Im September 1996 war das Anwaltsehepaar Steve und Sally Clark im Vereinigten Königreich überglücklich: Am 22. September wurde ihr Sohn Christopher geboren. Sally beschloss, einige Monate lang nicht zu arbeiten und zu Hause bei dem Kind zu bleiben. Alles schien normal zu sein, bis zum 13. Dezember, als Sally in die Küche ging, um sich etwas zu trinken zu holen. Als sie ins Schlafzimmer zurückkehrte, fand sie das Baby mit grauem Gesicht in seinem Stubenwagen.
Sie rief einen Krankenwagen, der das Kind schnell ins Krankenhaus brachte, aber leider konnte der kleine Junge nicht gerettet werden. Nach Christophers Tod nahm Sally ihre berufliche Tätigkeit wieder auf, aber während sie ihre Arbeit ordnungsgemäß fortsetzte, erlebten sie und ihr Mann eine Zeit der Trauer, Depression und Verzweiflung.
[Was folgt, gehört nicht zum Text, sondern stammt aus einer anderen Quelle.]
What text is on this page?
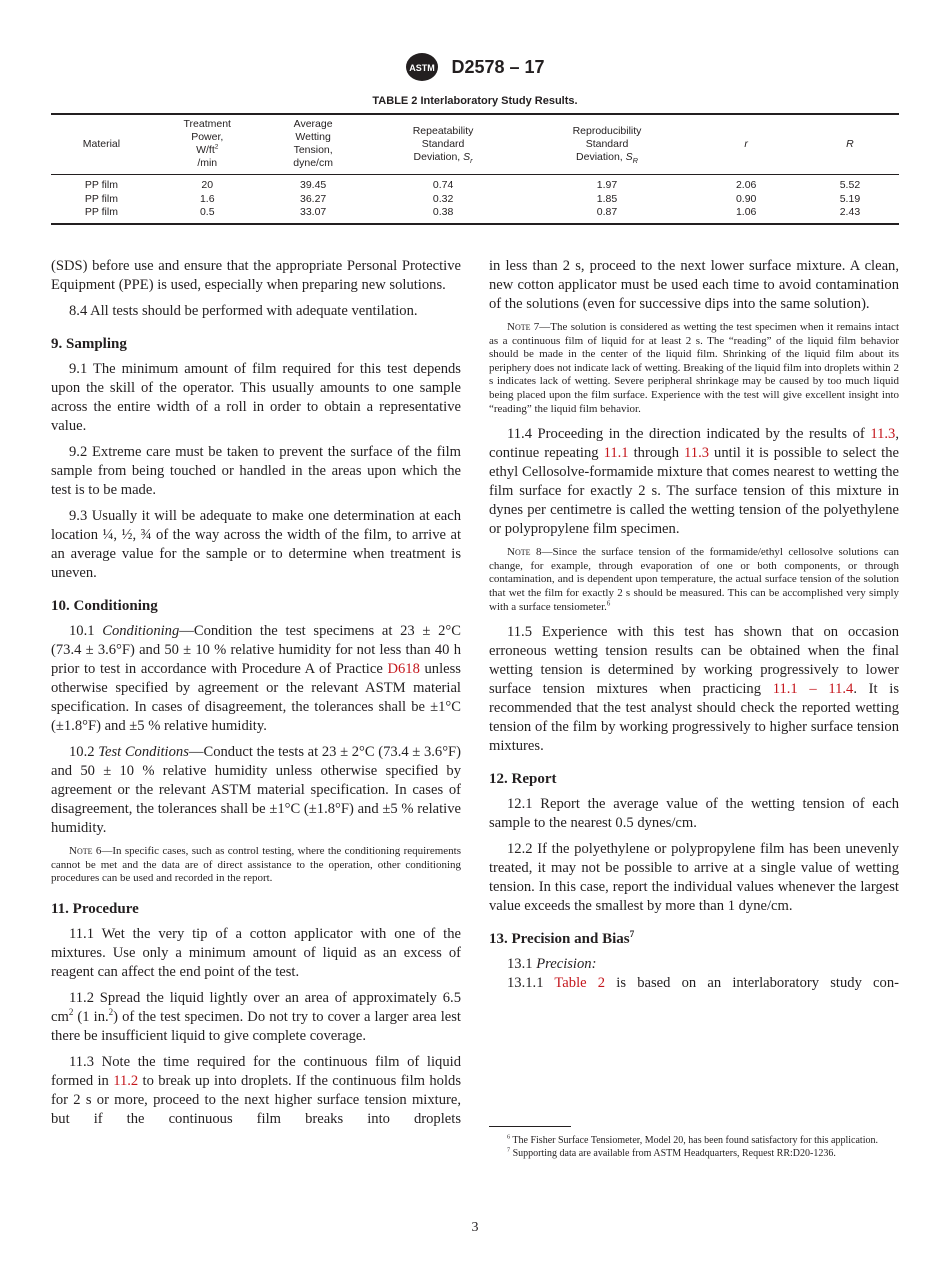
ASTM D2578 – 17
TABLE 2 Interlaboratory Study Results.
Material	Treatment
Power,
$W/ft^2$
/min	Average
Wetting
Tension,
dyne/cm	Repeatability
Standard
Deviation, $S_r$	Reproducibility
Standard
Deviation, $S_R$	r	R
PP film	20	39.45	0.74	1.97	2.06	5.52
PP film	1.6	36.27	0.32	1.85	0.90	5.19
PP film	0.5	33.07	0.38	0.87	1.06	2.43
(SDS) before use and ensure that the appropriate Personal Protective Equipment (PPE) is used, especially when preparing new solutions.
8.4 All tests should be performed with adequate ventilation.
9. Sampling
9.1 The minimum amount of film required for this test depends upon the skill of the operator. This usually amounts to one sample across the entire width of a roll in order to obtain a representative value.
9.2 Extreme care must be taken to prevent the surface of the film sample from being touched or handled in the areas upon which the test is to be made.
9.3 Usually it will be adequate to make one determination at each location ¼, ½, ¾ of the way across the width of the film, to arrive at an average value for the sample or to determine when treatment is uneven.
10. Conditioning
10.1 Conditioning—Condition the test specimens at 23 ± 2°C (73.4 ± 3.6°F) and 50 ± 10 % relative humidity for not less than 40 h prior to test in accordance with Procedure A of Practice D618 unless otherwise specified by agreement or the relevant ASTM material specification. In cases of disagreement, the tolerances shall be ±1°C (±1.8°F) and ±5 % relative humidity.
10.2 Test Conditions—Conduct the tests at 23 ± 2°C (73.4 ± 3.6°F) and 50 ± 10 % relative humidity unless otherwise specified by agreement or the relevant ASTM material specification. In cases of disagreement, the tolerances shall be ±1°C (±1.8°F) and ±5 % relative humidity.
Note 6—In specific cases, such as control testing, where the conditioning requirements cannot be met and the data are of direct assistance to the operation, other conditioning procedures can be used and recorded in the report.
11. Procedure
11.1 Wet the very tip of a cotton applicator with one of the mixtures. Use only a minimum amount of liquid as an excess of reagent can affect the end point of the test.
11.2 Spread the liquid lightly over an area of approximately 6.5 $cm^2$ (1 in.$^2$) of the test specimen. Do not try to cover a larger area lest there be insufficient liquid to give complete coverage.
11.3 Note the time required for the continuous film of liquid formed in 11.2 to break up into droplets. If the continuous film holds for 2 s or more, proceed to the next higher surface tension mixture, but if the continuous film breaks into droplets
in less than 2 s, proceed to the next lower surface mixture. A clean, new cotton applicator must be used each time to avoid contamination of the solutions (even for successive dips into the same solution).
Note 7—The solution is considered as wetting the test specimen when it remains intact as a continuous film of liquid for at least 2 s. The “reading” of the liquid film behavior should be made in the center of the liquid film. Shrinking of the liquid film about its periphery does not indicate lack of wetting. Breaking of the liquid film into droplets within 2 s indicates lack of wetting. Severe peripheral shrinkage may be caused by too much liquid being placed upon the film surface. Experience with the test will give excellent insight into “reading” the liquid film behavior.
11.4 Proceeding in the direction indicated by the results of 11.3, continue repeating 11.1 through 11.3 until it is possible to select the ethyl Cellosolve-formamide mixture that comes nearest to wetting the film surface for exactly 2 s. The surface tension of this mixture in dynes per centimetre is called the wetting tension of the polyethylene or polypropylene film specimen.
Note 8—Since the surface tension of the formamide/ethyl cellosolve solutions can change, for example, through evaporation of one or both components, or through contamination, and is dependent upon temperature, the actual surface tension of the solution that wet the film for exactly 2 s should be measured. This can be accomplished very simply with a surface tensiometer.$^6$
11.5 Experience with this test has shown that on occasion erroneous wetting tension results can be obtained when the final wetting tension is determined by working progressively to lower surface tension mixtures when practicing 11.1 – 11.4. It is recommended that the test analyst should check the reported wetting tension of the film by working progressively to higher surface tension mixtures.
12. Report
12.1 Report the average value of the wetting tension of each sample to the nearest 0.5 dynes/cm.
12.2 If the polyethylene or polypropylene film has been unevenly treated, it may not be possible to arrive at a single value of wetting tension. In this case, report the individual values whenever the largest value exceeds the smallest by more than 1 dyne/cm.
13. Precision and Bias$^7$
13.1 Precision:
13.1.1 Table 2 is based on an interlaboratory study con-

$^6$ The Fisher Surface Tensiometer, Model 20, has been found satisfactory for this application.

$^7$ Supporting data are available from ASTM Headquarters, Request RR:D20-1236.

3
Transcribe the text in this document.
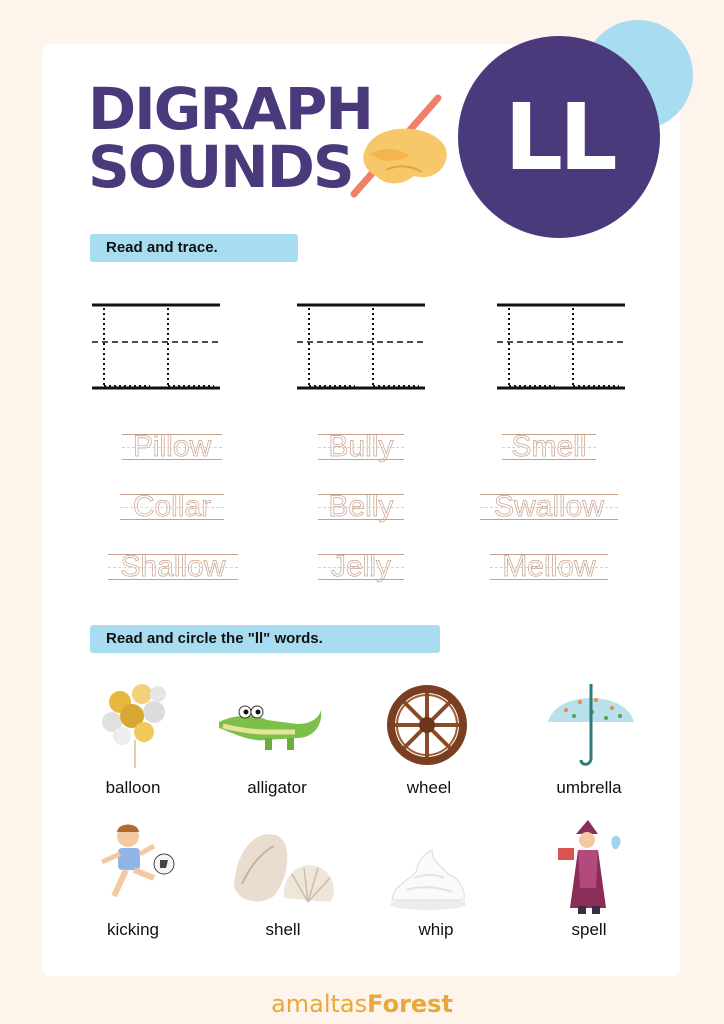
LL
DIGRAPH
SOUNDS
Read and trace.
Pillow	Bully	Smell
Collar	Belly	Swallow
Shallow	Jelly	Mellow
Read and circle the "ll" words.
balloon	alligator	wheel	umbrella
kicking	shell	whip	spell
amaltasForest
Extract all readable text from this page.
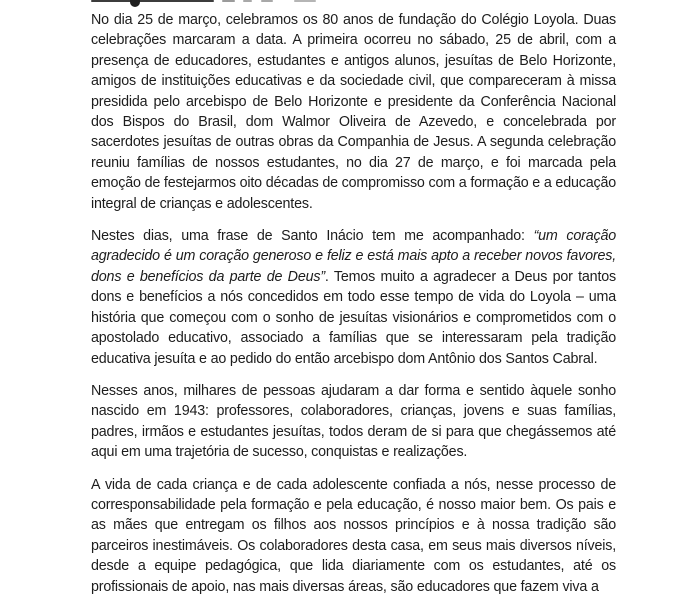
No dia 25 de março, celebramos os 80 anos de fundação do Colégio Loyola. Duas celebrações marcaram a data. A primeira ocorreu no sábado, 25 de abril, com a presença de educadores, estudantes e antigos alunos, jesuítas de Belo Horizonte, amigos de instituições educativas e da sociedade civil, que compareceram à missa presidida pelo arcebispo de Belo Horizonte e presidente da Conferência Nacional dos Bispos do Brasil, dom Walmor Oliveira de Azevedo, e concelebrada por sacerdotes jesuítas de outras obras da Companhia de Jesus. A segunda celebração reuniu famílias de nossos estudantes, no dia 27 de março, e foi marcada pela emoção de festejarmos oito décadas de compromisso com a formação e a educação integral de crianças e adolescentes.

Nestes dias, uma frase de Santo Inácio tem me acompanhado: “um coração agradecido é um coração generoso e feliz e está mais apto a receber novos favores, dons e benefícios da parte de Deus”. Temos muito a agradecer a Deus por tantos dons e benefícios a nós concedidos em todo esse tempo de vida do Loyola – uma história que começou com o sonho de jesuítas visionários e comprometidos com o apostolado educativo, associado a famílias que se interessaram pela tradição educativa jesuíta e ao pedido do então arcebispo dom Antônio dos Santos Cabral.

Nesses anos, milhares de pessoas ajudaram a dar forma e sentido àquele sonho nascido em 1943: professores, colaboradores, crianças, jovens e suas famílias, padres, irmãos e estudantes jesuítas, todos deram de si para que chegássemos até aqui em uma trajetória de sucesso, conquistas e realizações.

A vida de cada criança e de cada adolescente confiada a nós, nesse processo de corresponsabilidade pela formação e pela educação, é nosso maior bem. Os pais e as mães que entregam os filhos aos nossos princípios e à nossa tradição são parceiros inestimáveis. Os colaboradores desta casa, em seus mais diversos níveis, desde a equipe pedagógica, que lida diariamente com os estudantes, até os profissionais de apoio, nas mais diversas áreas, são educadores que fazem viva a
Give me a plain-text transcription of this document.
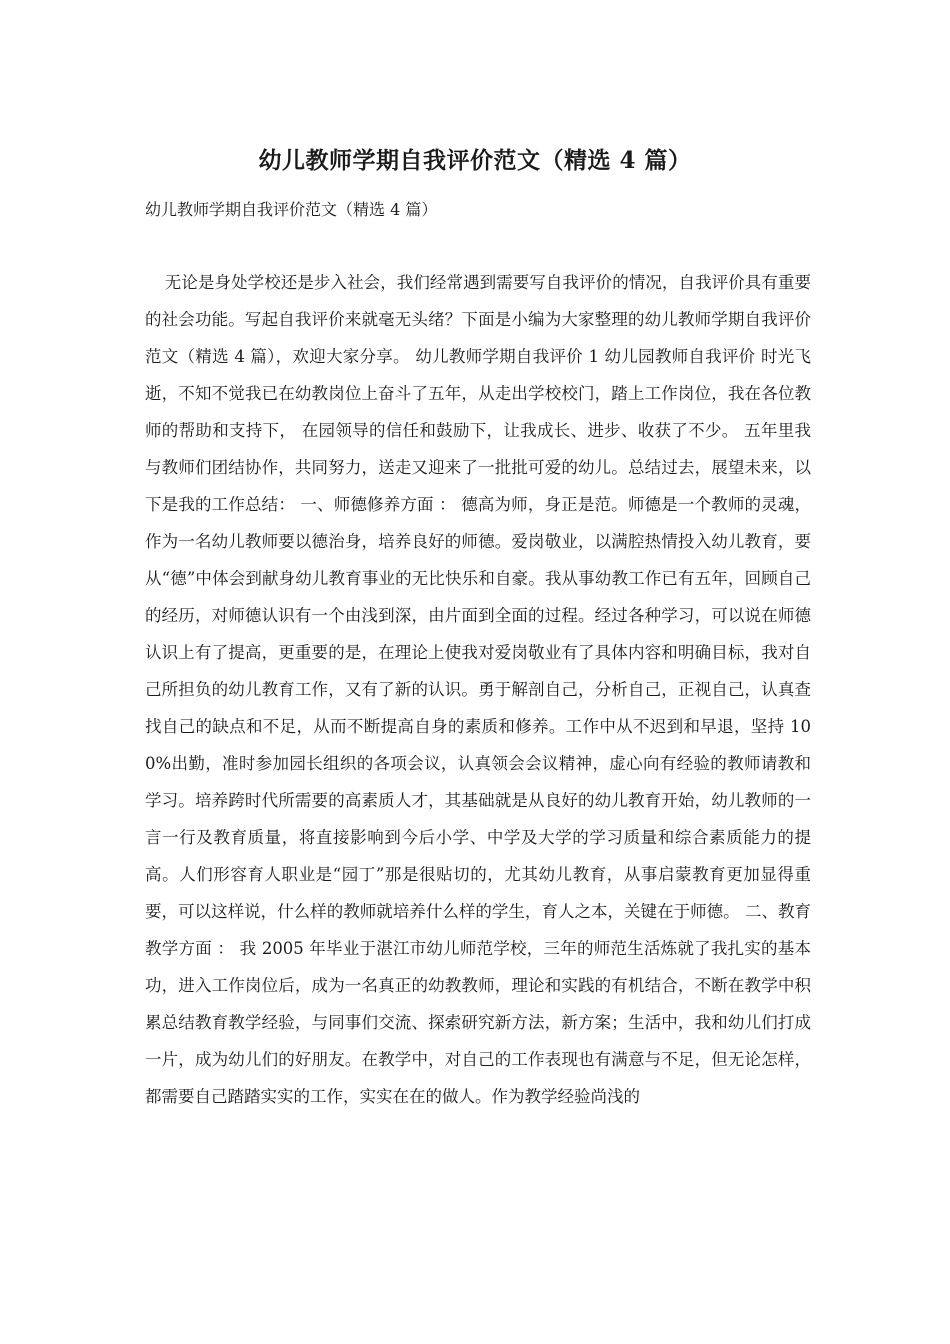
幼儿教师学期自我评价范文（精选 4 篇）

幼儿教师学期自我评价范文（精选 4 篇）

无论是身处学校还是步入社会，我们经常遇到需要写自我评价的情况，自我评价具有重要的社会功能。写起自我评价来就毫无头绪？下面是小编为大家整理的幼儿教师学期自我评价范文（精选 4 篇），欢迎大家分享。 幼儿教师学期自我评价 1 幼儿园教师自我评价 时光飞逝，不知不觉我已在幼教岗位上奋斗了五年，从走出学校校门，踏上工作岗位，我在各位教师的帮助和支持下， 在园领导的信任和鼓励下，让我成长、进步、收获了不少。 五年里我与教师们团结协作，共同努力，送走又迎来了一批批可爱的幼儿。总结过去，展望未来，以下是我的工作总结： 一、师德修养方面 ： 德高为师，身正是范。师德是一个教师的灵魂，作为一名幼儿教师要以德治身，培养良好的师德。爱岗敬业，以满腔热情投入幼儿教育，要从“德”中体会到献身幼儿教育事业的无比快乐和自豪。我从事幼教工作已有五年，回顾自己的经历，对师德认识有一个由浅到深，由片面到全面的过程。经过各种学习，可以说在师德认识上有了提高，更重要的是，在理论上使我对爱岗敬业有了具体内容和明确目标，我对自己所担负的幼儿教育工作，又有了新的认识。勇于解剖自己，分析自己，正视自己，认真查找自己的缺点和不足，从而不断提高自身的素质和修养。工作中从不迟到和早退，坚持 100%出勤，准时参加园长组织的各项会议，认真领会会议精神，虚心向有经验的教师请教和学习。培养跨时代所需要的高素质人才，其基础就是从良好的幼儿教育开始，幼儿教师的一言一行及教育质量，将直接影响到今后小学、中学及大学的学习质量和综合素质能力的提高。人们形容育人职业是“园丁”那是很贴切的，尤其幼儿教育，从事启蒙教育更加显得重要，可以这样说，什么样的教师就培养什么样的学生，育人之本，关键在于师德。 二、教育教学方面 ： 我 2005 年毕业于湛江市幼儿师范学校，三年的师范生活炼就了我扎实的基本功，进入工作岗位后，成为一名真正的幼教教师，理论和实践的有机结合，不断在教学中积累总结教育教学经验，与同事们交流、探索研究新方法，新方案；生活中，我和幼儿们打成一片，成为幼儿们的好朋友。在教学中，对自己的工作表现也有满意与不足，但无论怎样，都需要自己踏踏实实的工作，实实在在的做人。作为教学经验尚浅的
Als das Paar erneut schwanger wurde, war die Freude groß: Am 29. November 1997 wurde der kleine Harry gesund geboren. Wie alle jüngeren Geschwister von Säuglingen, die in England versterben, wurde das Baby genau beobachtet. Nachdem die Eltern ihn zum Schlafen hingelegt hatten und wenig später wieder nach ihm sahen, war der kleine Harry blass geworden. Steve eilte zurück ins Schlafzimmer, legte das Kind auf den Boden und versuchte, es wiederzubeleben. Ein Krankenwagen fuhr das Paar und das Kind ins Krankenhaus. Aber auch hier konnten die Ärzte das Leben des Kindes nicht retten.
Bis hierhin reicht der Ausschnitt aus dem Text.